GOUD OP SNEE
Ken je ‘t nog? Blindemannetje? Eerst ronddraaien met een doek voor. Je werd er behoorlijk duizelig van.
En was je eenmaal – zeker weten – je richtinggevoel kwijt, dan kon het spel pas echt beginnen.
Van wie eigenlijk? Een mens kan aardig in de war gebracht, niet alleen door kinderen of in spel.
grafiet en inkt
Vroeger likte ik aan mijn potlood. Je kreeg er een stroeve mond van maar, wat je zwart wilde krassen werd er prachtig door: gitzwart!
En ik likte aan mijn kroontjespen. Dat smaakte lekker en .. alles wat je schreef werd er mooi van. Zo licht en blauw als de lucht kan zijn.
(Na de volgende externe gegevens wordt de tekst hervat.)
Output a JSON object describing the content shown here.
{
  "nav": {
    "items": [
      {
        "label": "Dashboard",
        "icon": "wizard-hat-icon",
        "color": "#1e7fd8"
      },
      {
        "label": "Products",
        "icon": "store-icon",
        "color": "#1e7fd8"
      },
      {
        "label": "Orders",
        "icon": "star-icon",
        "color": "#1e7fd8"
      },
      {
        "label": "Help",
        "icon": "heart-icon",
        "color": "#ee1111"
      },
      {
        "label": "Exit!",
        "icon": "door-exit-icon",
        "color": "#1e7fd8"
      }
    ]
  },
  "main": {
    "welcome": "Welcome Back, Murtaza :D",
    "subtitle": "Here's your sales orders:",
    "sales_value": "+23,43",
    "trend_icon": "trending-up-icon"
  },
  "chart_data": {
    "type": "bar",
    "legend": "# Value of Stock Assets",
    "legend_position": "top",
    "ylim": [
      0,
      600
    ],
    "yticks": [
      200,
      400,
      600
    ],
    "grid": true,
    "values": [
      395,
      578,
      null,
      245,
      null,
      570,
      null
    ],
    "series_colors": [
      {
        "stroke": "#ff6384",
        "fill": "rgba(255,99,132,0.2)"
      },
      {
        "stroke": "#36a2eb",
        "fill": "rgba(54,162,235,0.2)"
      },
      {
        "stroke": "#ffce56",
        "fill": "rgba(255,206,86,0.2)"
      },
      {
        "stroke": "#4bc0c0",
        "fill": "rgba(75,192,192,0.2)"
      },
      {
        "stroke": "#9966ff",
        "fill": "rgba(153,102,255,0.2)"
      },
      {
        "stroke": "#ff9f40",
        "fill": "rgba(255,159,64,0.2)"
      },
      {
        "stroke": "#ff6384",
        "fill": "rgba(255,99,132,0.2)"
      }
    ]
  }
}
En ik krulde ze schuin mijn letters. Zo schuin, dat ze bijna op de lijn kwamen te liggen. Net golvend water.
Niks wilde ik trouwens met lijnen te maken hebben: Zo’n nageaapte zon in de hoek van je blaadje met stralen van gewoon potlood. Of een gekartelde rouwrand die een wolk moest voorstellen. Of vogels in de vorm van een V, wat is daar nou aan? Alsof je een beeld door een letter vervangen kan.
Net als kleuren binnen de lijntjes. en ‘Zo teken je een huis, een varkentje of een wegje naar de horizon’. Zelfs mijn vader deed me die dingen voor.
Lijntjes waren lasso’s en verder niks.
Zelf tekende ik liever met kleur en kleurde ik met meerdere kleuren dooreen: Veel echter!
Op school leek het tegen de klippen op maar .. in klas 4 kwam ’t even goed.
Toen we een blad vol herfstbladeren moesten kleuren, kreeg ik een 10 voor alle tinten bruin die ik kon. Niks moeilijk. Alle nuances had ik immers al verkend. Van rood tot geel. Met ietsje groen en een pietsje paars, maar zonder blauw in dit geval. Makkie voor een menger.
Achteraf bezien lijkt het erop dat op dat ogenblik, het blauw uit mijn palet verdween. Met alle transparantie erin. Voor lange tijd.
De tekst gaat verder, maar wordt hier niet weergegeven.